Des inégalités flagrantes dans l’occupation immobilière
Selon l’enquête, la France occupe actuellement 61 biens immobiliers sur le territoire algérien avec des loyers particulièrement modiques. L’ambassade française à Alger s’étend notamment sur 14 hectares (140 000 m²) pour un loyer dérisoire, à peine équivalent à celui d’une petite chambre à Paris.
La résidence de l’ambassadeur français, connue sous le nom de « Zeyton », occupe quant à elle 4 hectares (40 000 m²) pour une somme symbolique. Le contrat de location n’avait pas été révisé entre 1962 et août 2023.
Des accords bilatéraux déséquilibrés
L’accord de 1968 régissant le statut des Algériens en France est particulièrement représentatif de ce déséquilibre. Bien que Paris critique régulièrement cet accord, l’enquête souligne que la France en a largement bénéficié grâce à la main-d’œuvre algérienne qui a contribué à la reconstruction et à la prospérité de son économie.
Des avantages économiques unilatéraux
L’accord de 1994 sur la coopération économique illustre également cette disparité. Les entreprises françaises bénéficient de conditions très avantageuses pour opérer en Algérie, tandis que les opportunités pour les entreprises algériennes en France restent limitées.
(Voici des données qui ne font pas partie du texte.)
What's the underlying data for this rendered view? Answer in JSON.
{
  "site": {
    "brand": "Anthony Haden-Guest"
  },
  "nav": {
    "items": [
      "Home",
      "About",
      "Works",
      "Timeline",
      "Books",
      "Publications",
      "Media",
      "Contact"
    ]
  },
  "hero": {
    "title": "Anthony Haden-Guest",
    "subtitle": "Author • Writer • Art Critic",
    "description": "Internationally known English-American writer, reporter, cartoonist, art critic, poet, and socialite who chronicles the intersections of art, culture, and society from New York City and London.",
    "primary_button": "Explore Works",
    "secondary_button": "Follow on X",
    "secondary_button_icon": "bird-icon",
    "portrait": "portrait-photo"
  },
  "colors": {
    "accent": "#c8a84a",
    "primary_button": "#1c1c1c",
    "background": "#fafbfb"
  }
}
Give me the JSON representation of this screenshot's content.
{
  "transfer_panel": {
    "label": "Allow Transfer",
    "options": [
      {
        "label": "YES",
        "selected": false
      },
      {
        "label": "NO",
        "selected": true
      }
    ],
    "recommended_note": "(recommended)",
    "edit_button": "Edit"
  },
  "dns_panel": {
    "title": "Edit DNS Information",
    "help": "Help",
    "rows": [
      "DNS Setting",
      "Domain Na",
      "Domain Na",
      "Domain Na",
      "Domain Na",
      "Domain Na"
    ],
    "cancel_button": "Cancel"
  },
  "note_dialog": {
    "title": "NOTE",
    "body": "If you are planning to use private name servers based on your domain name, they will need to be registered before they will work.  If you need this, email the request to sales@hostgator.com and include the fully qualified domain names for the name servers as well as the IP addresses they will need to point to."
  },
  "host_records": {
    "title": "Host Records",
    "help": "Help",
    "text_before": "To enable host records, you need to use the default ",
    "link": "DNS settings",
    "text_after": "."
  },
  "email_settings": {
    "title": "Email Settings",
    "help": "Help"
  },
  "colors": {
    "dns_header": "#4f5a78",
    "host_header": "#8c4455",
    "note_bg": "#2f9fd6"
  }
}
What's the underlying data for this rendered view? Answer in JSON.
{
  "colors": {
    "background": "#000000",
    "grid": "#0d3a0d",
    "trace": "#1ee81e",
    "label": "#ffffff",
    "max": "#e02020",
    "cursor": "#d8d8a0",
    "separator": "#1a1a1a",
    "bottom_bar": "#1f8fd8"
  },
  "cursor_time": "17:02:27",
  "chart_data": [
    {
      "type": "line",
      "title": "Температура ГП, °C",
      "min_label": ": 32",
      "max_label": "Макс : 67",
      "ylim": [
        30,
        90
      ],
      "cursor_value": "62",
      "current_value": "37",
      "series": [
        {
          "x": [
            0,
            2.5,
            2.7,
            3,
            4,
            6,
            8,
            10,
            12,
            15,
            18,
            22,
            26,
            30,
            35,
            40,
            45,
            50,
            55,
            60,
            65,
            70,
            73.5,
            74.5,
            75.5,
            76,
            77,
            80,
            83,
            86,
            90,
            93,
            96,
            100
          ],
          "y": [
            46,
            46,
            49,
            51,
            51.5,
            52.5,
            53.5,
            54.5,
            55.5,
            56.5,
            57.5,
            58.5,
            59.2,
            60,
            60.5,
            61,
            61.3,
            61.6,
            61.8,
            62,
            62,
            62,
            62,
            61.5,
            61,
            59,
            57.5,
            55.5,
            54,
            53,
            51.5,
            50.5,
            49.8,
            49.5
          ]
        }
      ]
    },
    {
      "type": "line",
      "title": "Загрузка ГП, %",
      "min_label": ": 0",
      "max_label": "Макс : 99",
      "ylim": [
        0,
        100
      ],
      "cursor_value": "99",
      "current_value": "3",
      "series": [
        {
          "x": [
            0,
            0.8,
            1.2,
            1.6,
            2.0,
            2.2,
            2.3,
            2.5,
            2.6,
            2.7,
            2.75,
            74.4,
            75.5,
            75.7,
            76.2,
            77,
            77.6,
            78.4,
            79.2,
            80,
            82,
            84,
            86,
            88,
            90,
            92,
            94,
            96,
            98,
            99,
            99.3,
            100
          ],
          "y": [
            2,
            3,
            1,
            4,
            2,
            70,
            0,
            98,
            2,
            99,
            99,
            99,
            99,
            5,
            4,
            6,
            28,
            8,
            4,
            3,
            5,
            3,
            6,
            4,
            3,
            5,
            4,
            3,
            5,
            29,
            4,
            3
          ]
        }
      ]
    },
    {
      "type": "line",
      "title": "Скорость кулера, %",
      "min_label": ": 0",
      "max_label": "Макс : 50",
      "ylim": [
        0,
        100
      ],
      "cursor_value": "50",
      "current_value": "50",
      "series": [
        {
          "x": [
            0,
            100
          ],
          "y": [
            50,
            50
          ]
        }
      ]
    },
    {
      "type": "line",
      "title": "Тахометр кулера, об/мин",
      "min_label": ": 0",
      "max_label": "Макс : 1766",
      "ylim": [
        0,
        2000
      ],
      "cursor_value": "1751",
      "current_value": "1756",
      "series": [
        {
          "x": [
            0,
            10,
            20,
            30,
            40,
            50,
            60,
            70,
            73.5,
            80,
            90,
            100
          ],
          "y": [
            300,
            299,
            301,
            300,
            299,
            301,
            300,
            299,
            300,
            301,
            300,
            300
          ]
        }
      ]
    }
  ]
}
Une remise en question nécessaire
L’agence de presse algérienne appelle à une analyse objective de la situation, soulignant que la France a été la principale bénéficiaire de ces relations bilatérales pendant des décennies. Le ministère des Affaires étrangères algérien a d’ailleurs convoqué récemment l’ambassadeur français, Stéphane Romatet, pour aborder notamment la question des biens immobiliers occupés par la France.